Di kawasan Eropa dan Asia Tengah, rata-rata tingkat vaksinasi anak-anak mengalami stagnasi, atau bahkan menurun sebesar 1%, ungkap WHO dan UNICEF dalam laporan bersama mereka yang isinya sarat dengan kekhawatiran.
Para pejabat menyerukan kewaspadaan sekaligus memperingatkan, disinformasi secara masif yang menyebar luas, dan pemangkasan drastis bantuan internasional, semakin memperlebar kesenjangan cakupan vaksinasi — dengan dampak mempertinggi risiko bagi anak-anak.

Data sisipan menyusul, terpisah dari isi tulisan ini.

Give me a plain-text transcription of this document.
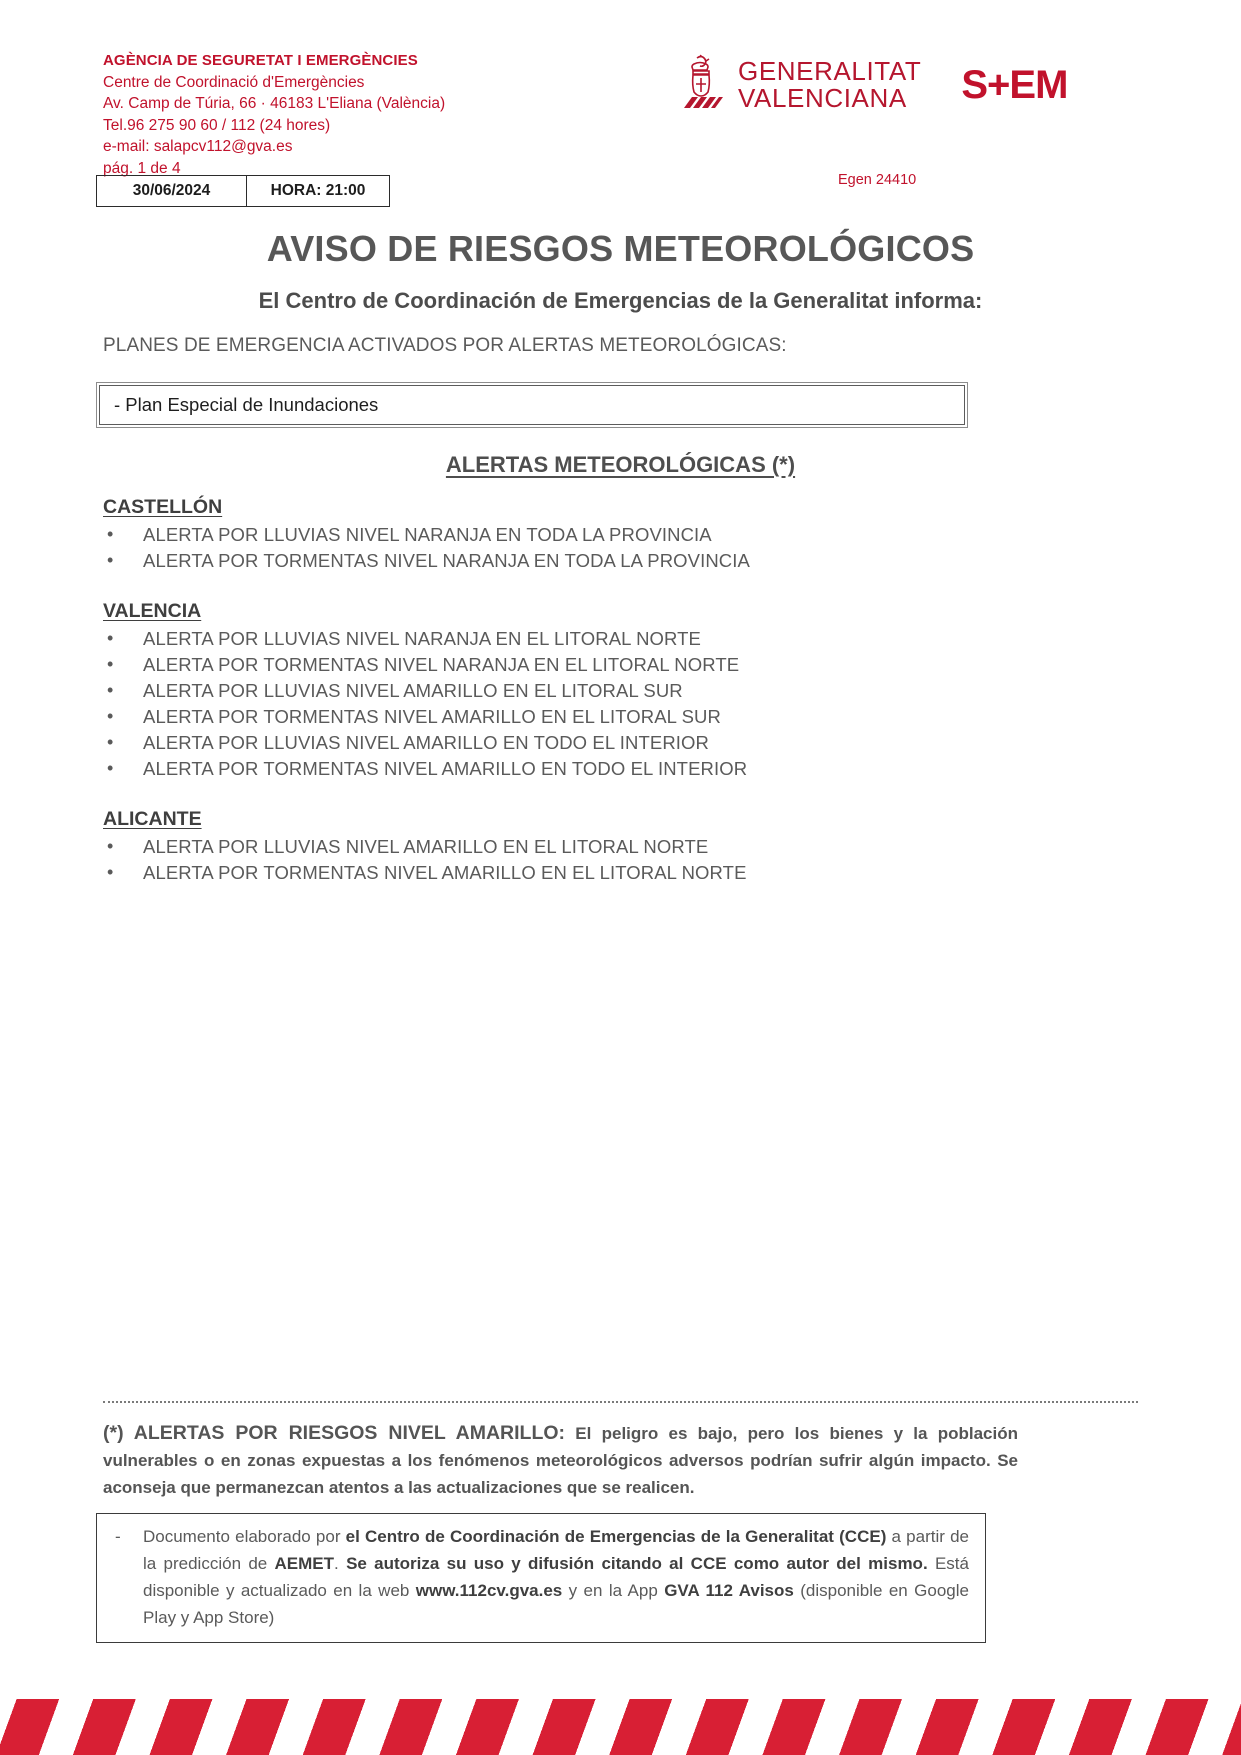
AGÈNCIA DE SEGURETAT I EMERGÈNCIES
Centre de Coordinació d'Emergències
Av. Camp de Túria, 66 · 46183 L'Eliana (València)
Tel.96 275 90 60 / 112 (24 hores)
e-mail: salapcv112@gva.es
pág. 1 de 4
GENERALITAT
VALENCIANA	S+EM
Egen 24410
30/06/2024	HORA: 21:00
AVISO DE RIESGOS METEOROLÓGICOS
El Centro de Coordinación de Emergencias de la Generalitat informa:
PLANES DE EMERGENCIA ACTIVADOS POR ALERTAS METEOROLÓGICAS:
- Plan Especial de Inundaciones
ALERTAS METEOROLÓGICAS (*)
CASTELLÓN
• ALERTA POR LLUVIAS NIVEL NARANJA EN TODA LA PROVINCIA
• ALERTA POR TORMENTAS NIVEL NARANJA EN TODA LA PROVINCIA
VALENCIA
• ALERTA POR LLUVIAS NIVEL NARANJA EN EL LITORAL NORTE
• ALERTA POR TORMENTAS NIVEL NARANJA EN EL LITORAL NORTE
• ALERTA POR LLUVIAS NIVEL AMARILLO EN EL LITORAL SUR
• ALERTA POR TORMENTAS NIVEL AMARILLO EN EL LITORAL SUR
• ALERTA POR LLUVIAS NIVEL AMARILLO EN TODO EL INTERIOR
• ALERTA POR TORMENTAS NIVEL AMARILLO EN TODO EL INTERIOR
ALICANTE
• ALERTA POR LLUVIAS NIVEL AMARILLO EN EL LITORAL NORTE
• ALERTA POR TORMENTAS NIVEL AMARILLO EN EL LITORAL NORTE
(*) ALERTAS POR RIESGOS NIVEL AMARILLO: El peligro es bajo, pero los bienes y la población vulnerables o en zonas expuestas a los fenómenos meteorológicos adversos podrían sufrir algún impacto. Se aconseja que permanezcan atentos a las actualizaciones que se realicen.
-	Documento elaborado por el Centro de Coordinación de Emergencias de la Generalitat (CCE) a partir de la predicción de AEMET. Se autoriza su uso y difusión citando al CCE como autor del mismo. Está disponible y actualizado en la web www.112cv.gva.es y en la App GVA 112 Avisos (disponible en Google Play y App Store)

Di daratan Eropa, jumlah kasus pertusis (batuk rejan) melonjak tiga kali lipat menjadi hampir 300.000 kasus pada tahun 2024, sementara infeksi campak meningkat dua kali lipat, menjadi lebih dari 125.000, terang WHO, menyusul menurunnya cakupan vaksinasi yang kian mengkhawatirkan.
Sementara itu, disebutkan hanya sembilan negara saja — yakni Nigeria,India, Sudan, Republik Demokratik Kongo, Etiopia, Indonesia, Yaman, Afghanistan, dan Angola — sudah menyumbang kuota lebih dari separuh jumlah anak yang belum divaksinasi di seluruh dunia.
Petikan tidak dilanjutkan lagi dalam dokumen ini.